The conservation groups who plan to challenge the federal government’s abandonment of wolf protection in Wyoming offered the following statements on action:
“Wyoming’s anti‐wolf policies take the state backward, to the days when wolf massacres nearly wiped out wolves in the lower‐48 states. Our nation rejected such predator extermination efforts when we adopted the Endangered Species Act,” said Earthjustice attorney Jenny Harbine. “The U.S. Fish and Wildlife Service has turned its back on Wyoming wolves, but we intend to ask the federal courts to make sure that wolves on the border of Yellowstone—our nation’s first national park—have the protections they need to thrive.”
“We will not stand by while the Obama administration allows Wyoming to eradicate wolves through an extreme shoot‐on‐sight predator policy across most of the state,” said Mike Senatore, vice president of conservation law for Defenders of Wildlife. “It’s extremely disheartening to watch the Obama administration unravel one of our country’s great Endangered Species Act success stories by turning over the conservation of wolves to states such as Wyoming and Idaho that treat these animals like unwanted vermin.”

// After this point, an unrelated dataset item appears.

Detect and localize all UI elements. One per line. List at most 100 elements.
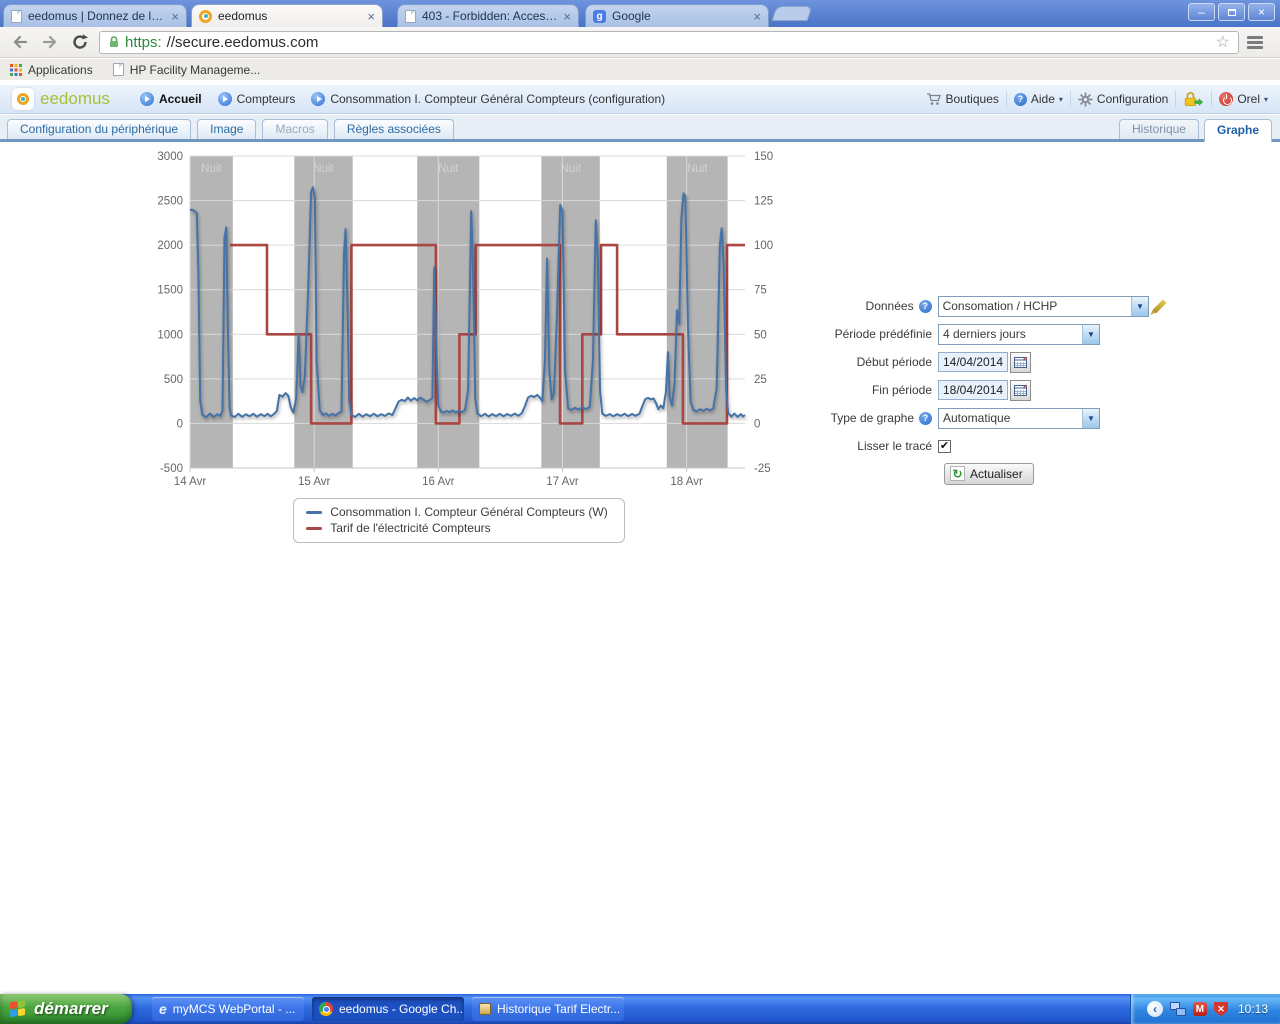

“Removal of Endangered Species Act protections for Wyoming’s wolves is a disaster for the state’s wolf population and for recovery of wolves to Colorado and other parts of the west,” said Noah Greenwald, endangered species director with the Center for Biological Diversity. “Like past versions of Wyoming’s wolf plan that were rejected by the Fish and Wildlife Service, the current plan fails to ensure the long-term survival and recovery of the state’s gray wolves. Today’s decision to remove protections for Wyoming’s wolves fails to rely on best science and represents the worst kind of political intrusion by Secretary Salazar into management of an endangered species.”
“This plan allows Wyoming to manage wolves at the razor’s edge of an already low number of wolves,” said Sylvia Fallon, senior scientist at the Natural Resources Defense Council. “It fails to adequately regulate the kill‐on‐sight practices that drove wolves to endangerment in the first place. And it stands as yet another lost opportunity on the part of Fish and Wildlife Service to provide the leadership necessary to secure a legally and scientifically defensible delisting plan for wolves.”
“Wyoming’s plan is a wolf killing plan, not a management plan. It is essentially the same plan that has been rejected before because of the devastating impacts it would have on wolves in Wyoming and throughout the Northern Rockies. Allowing it to move forward now for political reasons could reverse one of the greatest endangered species recovery success stories of all time,” said Bonnie Rice of the Sierra Club’s Greater Yellowstone Resilient Habitats Campaign. “We need a return to the sound, science-based management practices that have for decades brought iconic animals back from the brink of extinction.”